FGCU professors explain how increased interest rates will impact housing market

Reporter: Emma Heaton Writer: Matthew Seaver
Published: Updated:

Interest rates are expected to spike next week. The Federal Reserve previously indicated it would raise rates following its March meeting. That added expense will considerably impact an already tight housing market.

When interest rates on homes spiked in the past, buyers had options. Sell and move further out where you get more for your money, or sell and rent. These days, “If you trade rents for distance you end up probably paying a lot of that back and increase fuel expenditure,” said FGCU Real Estate Professor Shelton Weeks.
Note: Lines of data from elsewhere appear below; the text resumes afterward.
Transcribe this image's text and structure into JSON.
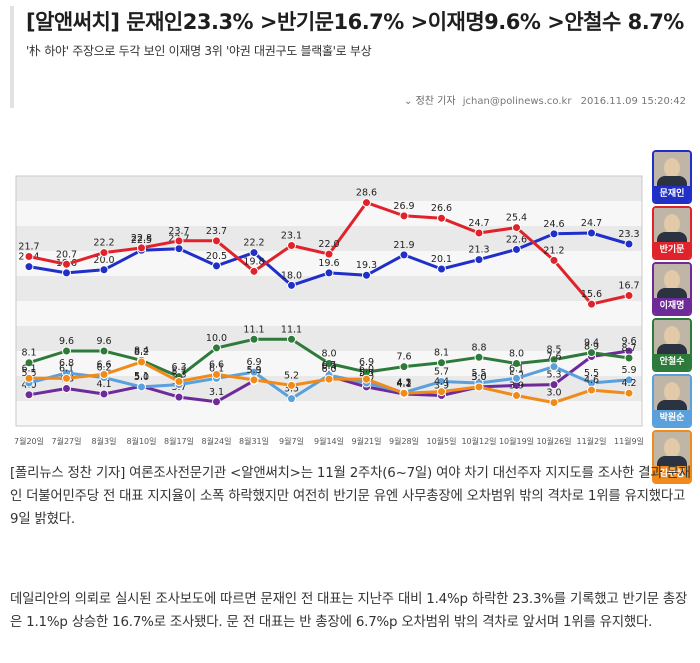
{
  "article": {
    "headline": "[알앤써치] 문재인23.3% >반기문16.7% >이재명9.6% >안철수 8.7%",
    "subhead": "'朴 하야' 주장으로 두각 보인 이재명 3위 '야권 대권구도 블랙홀'로 부상",
    "author": "정찬 기자",
    "email": "jchan@polinews.co.kr",
    "date": "2016.11.09 15:20:42",
    "paragraph1": "[폴리뉴스 정찬 기자] 여론조사전문기관 <알앤써치>는 11월 2주차(6~7일) 여야 차기 대선주자 지지도를 조사한 결과 문재인 더불어민주당 전 대표 지지율이 소폭 하락했지만 여전히 반기문 유엔 사무총장에 오차범위 밖의 격차로 1위를 유지했다고 9일 밝혔다.",
    "paragraph2": "데일리안의 의뢰로 실시된 조사보도에 따르면 문재인 전 대표는 지난주 대비 1.4%p 하락한 23.3%를 기록했고 반기문 총장은 1.1%p 상승한 16.7%로 조사됐다. 문 전 대표는 반 총장에 6.7%p 오차범위 밖의 격차로 앞서며 1위를 유지했다."
  },
  "chart_data": {
    "type": "line",
    "x": [
      "7월20일",
      "7월27일",
      "8월3일",
      "8월10일",
      "8월17일",
      "8월24일",
      "8월31일",
      "9월7일",
      "9월14일",
      "9월21일",
      "9월28일",
      "10월5일",
      "10월12일",
      "10월19일",
      "10월26일",
      "11월2일",
      "11월9일"
    ],
    "series": [
      {
        "name": "문재인",
        "color": "#1f2fc8",
        "values": [
          20.4,
          19.6,
          20.0,
          22.5,
          22.7,
          20.5,
          22.2,
          18.0,
          19.6,
          19.3,
          21.9,
          20.1,
          21.3,
          22.6,
          24.6,
          24.7,
          23.3
        ]
      },
      {
        "name": "반기문",
        "color": "#e0232a",
        "values": [
          21.7,
          20.7,
          22.2,
          22.8,
          23.7,
          23.7,
          19.8,
          23.1,
          22.0,
          28.6,
          26.9,
          26.6,
          24.7,
          25.4,
          21.2,
          15.6,
          16.7
        ]
      },
      {
        "name": "이재명",
        "color": "#6f2a9a",
        "values": [
          4.0,
          4.8,
          4.1,
          5.1,
          3.7,
          3.1,
          5.8,
          null,
          6.4,
          5.0,
          4.1,
          3.9,
          5.0,
          5.2,
          5.3,
          8.9,
          9.6
        ]
      },
      {
        "name": "안철수",
        "color": "#2e7a3a",
        "values": [
          8.1,
          9.6,
          9.6,
          8.4,
          6.3,
          10.0,
          11.1,
          11.1,
          8.0,
          6.9,
          7.6,
          8.1,
          8.8,
          8.0,
          8.5,
          9.4,
          8.7
        ]
      },
      {
        "name": "박원순",
        "color": "#5aa0dc",
        "values": [
          5.5,
          6.8,
          6.2,
          5.0,
          5.3,
          6.1,
          6.9,
          3.5,
          6.5,
          5.5,
          4.3,
          5.7,
          5.5,
          6.1,
          7.6,
          5.5,
          5.9
        ]
      },
      {
        "name": "김무성",
        "color": "#f08a1a",
        "values": [
          6.1,
          6.1,
          6.6,
          8.2,
          5.7,
          6.6,
          5.9,
          5.2,
          6.0,
          6.0,
          4.2,
          4.4,
          5.0,
          3.9,
          3.0,
          4.6,
          4.2
        ]
      }
    ],
    "ylim": [
      0,
      32
    ],
    "grid": true
  },
  "legend": {
    "items": [
      {
        "name": "문재인",
        "color": "#1f2fc8"
      },
      {
        "name": "반기문",
        "color": "#e0232a"
      },
      {
        "name": "이재명",
        "color": "#6f2a9a"
      },
      {
        "name": "안철수",
        "color": "#2e7a3a"
      },
      {
        "name": "박원순",
        "color": "#5aa0dc"
      },
      {
        "name": "김무성",
        "color": "#f08a1a"
      }
    ]
  }
}
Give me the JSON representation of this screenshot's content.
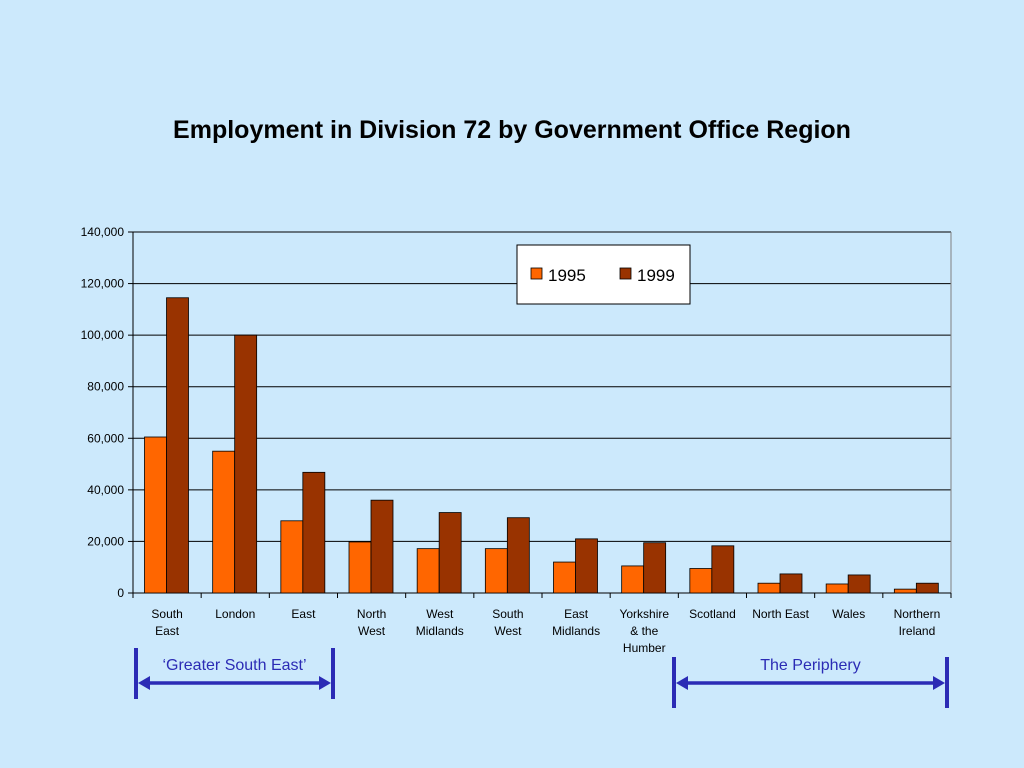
{
  "page": {
    "background": "#cce9fc"
  },
  "chart_data": {
    "type": "bar",
    "title": "Employment in Division 72 by Government Office Region",
    "xlabel": "",
    "ylabel": "",
    "ylim": [
      0,
      140000
    ],
    "yticks": [
      0,
      20000,
      40000,
      60000,
      80000,
      100000,
      120000,
      140000
    ],
    "ytick_labels": [
      "0",
      "20,000",
      "40,000",
      "60,000",
      "80,000",
      "100,000",
      "120,000",
      "140,000"
    ],
    "grid": true,
    "legend_position": "top-right",
    "categories": [
      [
        "South",
        "East"
      ],
      [
        "London"
      ],
      [
        "East"
      ],
      [
        "North",
        "West"
      ],
      [
        "West",
        "Midlands"
      ],
      [
        "South",
        "West"
      ],
      [
        "East",
        "Midlands"
      ],
      [
        "Yorkshire",
        "& the",
        "Humber"
      ],
      [
        "Scotland"
      ],
      [
        "North East"
      ],
      [
        "Wales"
      ],
      [
        "Northern",
        "Ireland"
      ]
    ],
    "series": [
      {
        "name": "1995",
        "color": "#ff6600",
        "values": [
          60500,
          55000,
          28000,
          19800,
          17200,
          17200,
          12000,
          10500,
          9500,
          3800,
          3500,
          1500
        ]
      },
      {
        "name": "1999",
        "color": "#993300",
        "values": [
          114500,
          100000,
          46800,
          36000,
          31200,
          29200,
          21000,
          19500,
          18300,
          7400,
          7000,
          3800
        ]
      }
    ],
    "annotations": [
      {
        "label": "‘Greater South East’",
        "from_category": 0,
        "to_category": 2,
        "color": "#2b2bb5"
      },
      {
        "label": "The Periphery",
        "from_category": 8,
        "to_category": 11,
        "color": "#2b2bb5"
      }
    ]
  }
}
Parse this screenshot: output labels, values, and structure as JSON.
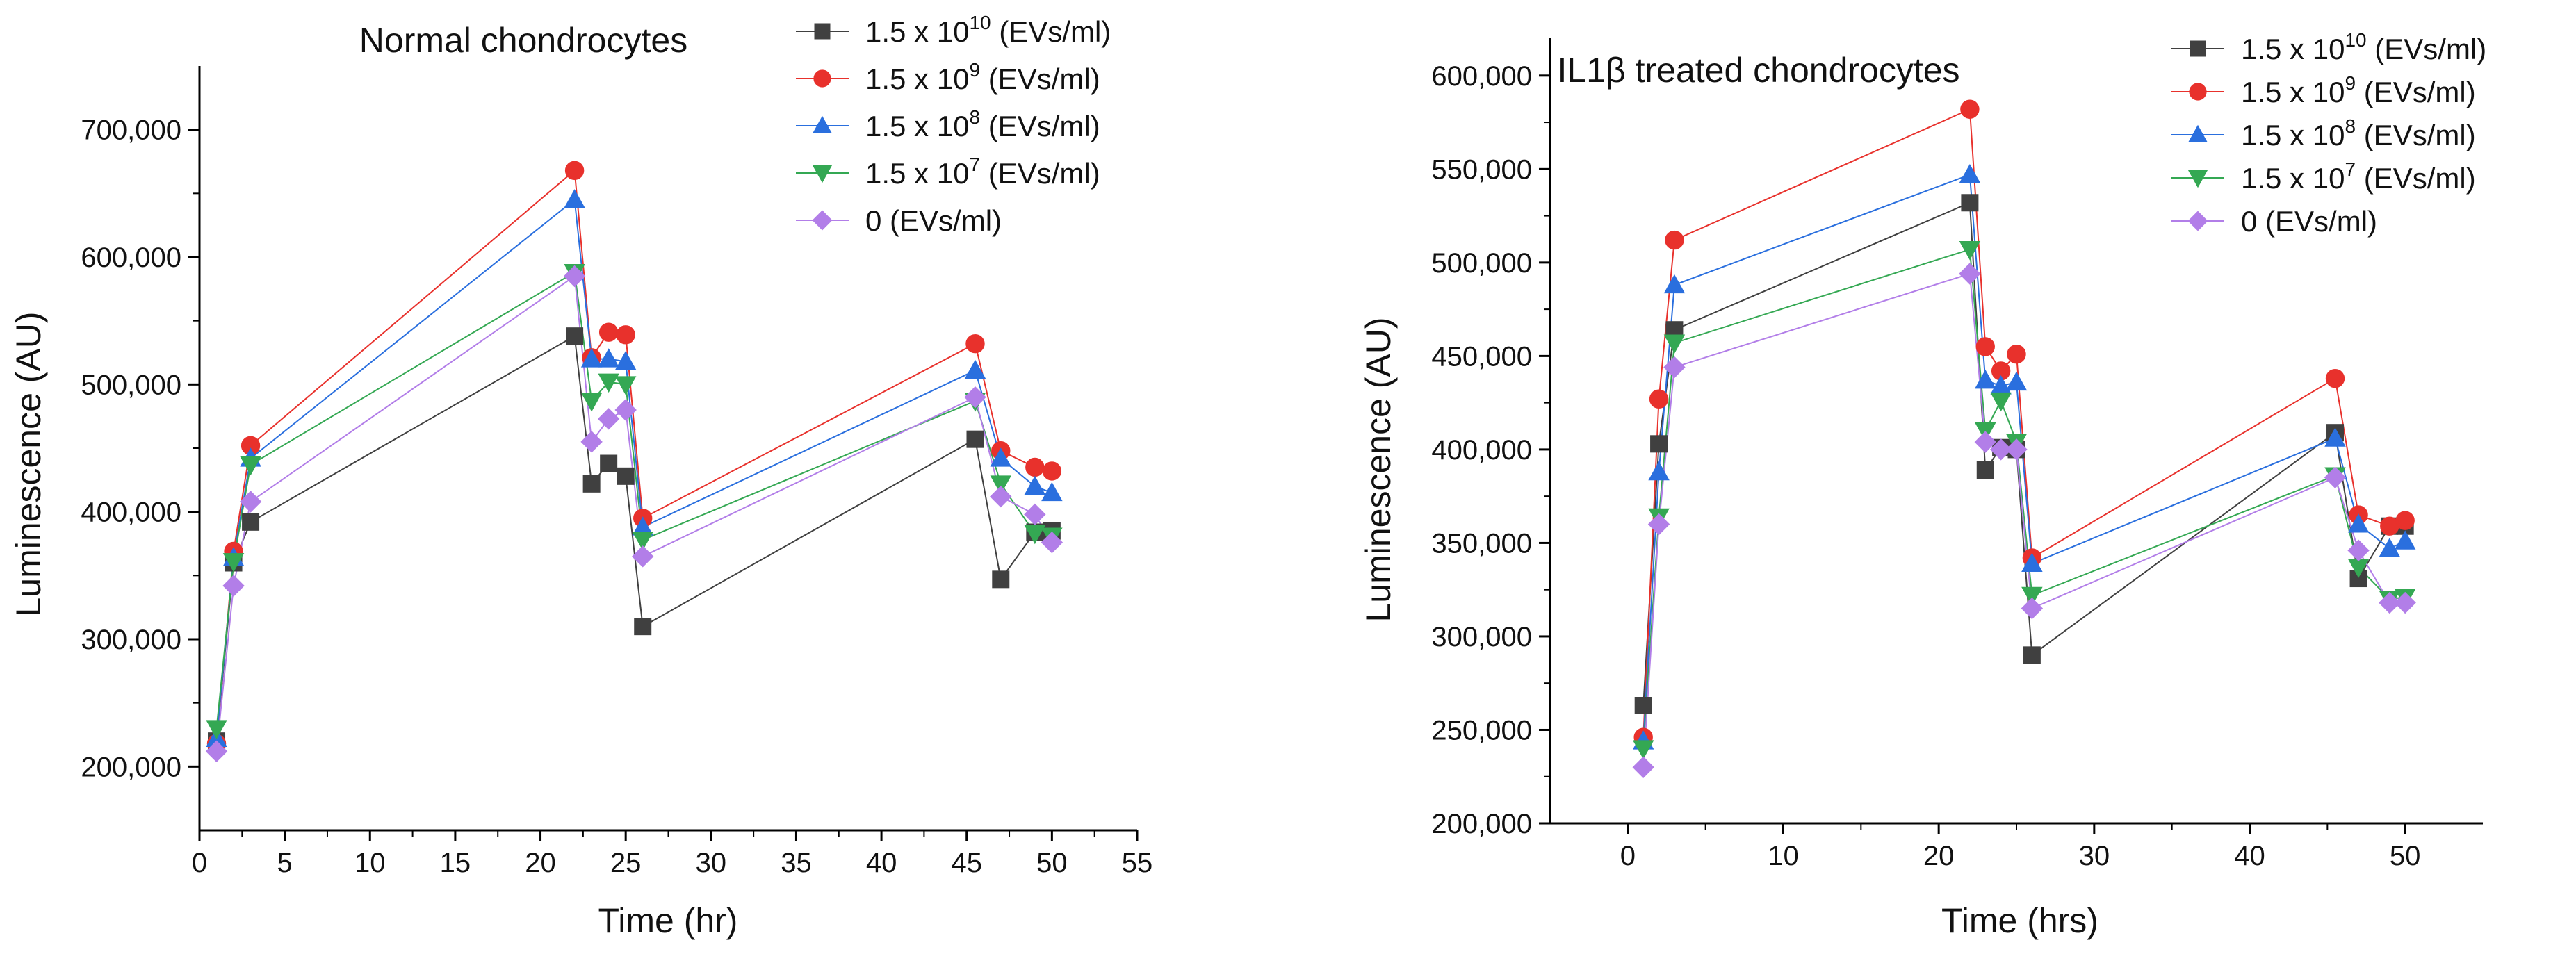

Weeks and Visiting Professor Bennie Waller worked on a study on Florida’s rental crisis. Waller said with gas prices fueling inflation; interest rates will soon spike. “Fewer people are going to be able to qualify to buy a home. There’s going to be more demand on the rental market,” said Waller.

That will put future home buyers in a tough spot. “Most people don’t understand (at) my age that they have to pay at least three and a half percent down payment on a house,” said FGCU student Evan Milionis.

Milionis dreams of buying a home, but that dream is on hold. The same is true for lots of people already in the workforce.

Weeks’ and Waller’s report says rent in Fort Myers is on average 14.9% higher than it should be, up 28% in the last year.

“The values I’m quoting you are the Zillow values that are right down the middle, the average middle-class American in this area, that you know, they work at Walmart, they work at the city schools, they work at FGCU,” said Waller.

If people can’t buy a house and can’t afford to rent, where do they go? “There aren’t many really prime spots where we can add inventory. So it’s pushing the growth out further and further away from the location for jobs and all the other activities,” said Weeks.

It’s a double-edged sword. People might save on housing but will spend more on gas.